Tal como éramos y tal como somos de antiamericanos

Ayer vi con mi mujer esta película que no conocía. Nada menos que de 1973, cuando yo contaba con 1 añito. Me gustó mucho. Mucho. Y sobre todo, me hizo reflexionar en cuantas generaciones de progreso social nos llevan los americanos.

¿Qué era de España por aquellos tiempos?.

Reconozco que se de lo que hablo, porque en 1989 pasé un año estudiando el COU en Illinois, y ahora que nuestra mayor tiene 14 años, y aquí nos escandalizamos con los jóvenes de hoy en día, me doy cuenta que muchas de las cosas de los adolescentes de hoy ya las viví yo en aquellos años, donde alguna niña de Primero BUP te pedía que por favor no echaras la silla para atrás porque le dabas en la barriguita.



Hay muchas cosas que admirar de la cultura americana por mucho que en España ser "antiamericano" quede muy progre...

Es como me decía un amigo el otro día comentando las enmiendas sobre la Universidad con respecto al programa andaluz de UPyD. Me comentaba la baja rentabilidad que para la sociedad tiene nuestra Universidad donde el principal objetivo de los catedráticos y profesores es publicar, por encima de ser útiles para la sociedad que les paga. Voy a poner en cursivas sus palabras y lo dejo en el anonimato pero es una reflexión que creo que es de muchísima utilidad.

Todo lo anterior se traduce en que los resultados de la actividad universitaria (titulados, investigación, conocimiento) no se transfieren a la sociedad. Esta carencia es detectada y reconocida por la misma comunidad universitaria y por la sociedad y desde hace años se han hecho grandes esfuerzos, y puesto mucho dinero, en programas de transferencia de resultados :oficinas de transferencia (OTRI), programas de spin-off, start-up, que no se han traducido en resultados. 
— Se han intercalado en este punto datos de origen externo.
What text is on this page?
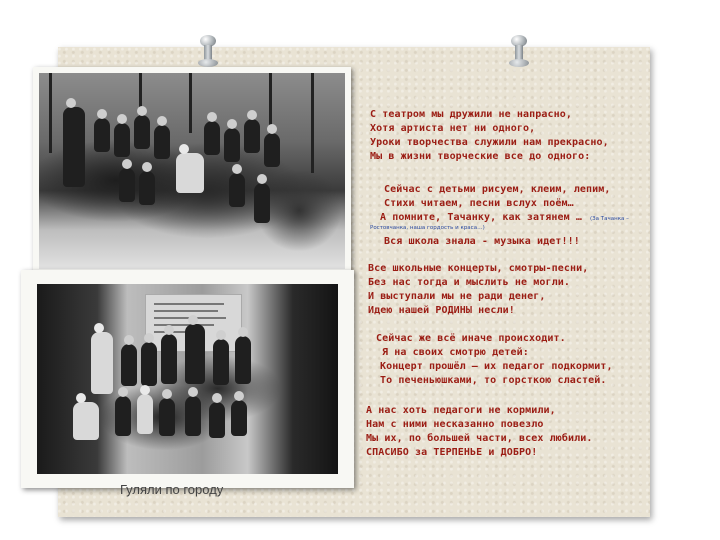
Гуляли по городу
С театром мы дружили не напрасно,
Хотя артиста нет ни одного,
Уроки творчества служили нам прекрасно,
Мы в жизни творческие все до одного:
Сейчас с детьми рисуем, клеим, лепим,
Стихи читаем, песни вслух поём…
А помните, Тачанку, как затянем … (За Тачанка –
Ростовчанка, наша гордость и краса…)
Вся школа знала - музыка идет!!!
Все школьные концерты, смотры-песни,
Без нас тогда и мыслить не могли.
И выступали мы не ради денег,
Идею нашей РОДИНЫ несли!
Сейчас же всё иначе происходит.
Я на своих смотрю детей:
Концерт прошёл – их педагог подкормит,
То печеньюшками, то горсткою сластей.
А нас хоть педагоги не кормили,
Нам с ними несказанно повезло
Мы их, по большей части, всех любили.
СПАСИБО за ТЕРПЕНЬЕ и ДОБРО!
El problema es cultural, casi religioso: la manera más eficaz que se ha inventado para que algo llegue a los verdaderos destinatarios ( la sociedad, los ciudadanos) es que el intermediario sea una empresa con unos dueños que ganen dinero con ello. Pero en nuestra cultura, al contrario que en la anglosajona y ahora también de los asiáticos, “ganar dinero de forma mercantil” tiene unas connotaciones pecaminosas que pone trabas a que las empresas se beneficien con los resultados universitarios.

De ahí lo celoso que son con la propiedad de lo inventado, con las incompatibilidades de catedráticos, con que no haya personas de alta valía del mundo privado impartiendo clases en la universidad,…

Pues nada en esa película se ve como eran las Universidades cuando aquí estábamos en plena postguerra. Y nos la damos de progres. Ahora también nos está llegando como algo "nuevo" las maratones y demás carreras populares, y ya en la peli se ve a Robert Redford entrenando en parques, playa, etc... casi como yo, pero sin esa pinta de guapito. Envidia cochina.

Abramos los ojos y dejemos ya de ser unos pobres catetos, pensando que nuestro estilo de vida es todo progreso y libertad. Muchos de los valores de la cultura americana están construidos sobre argumentos muy sólidos. Y viendo esta película llegué en algún momento hasta a identificar a Rosa Diez con la luchadora incansable que protagoniza Bárbara Streisand.

Mújeres que los tienen bien puestos.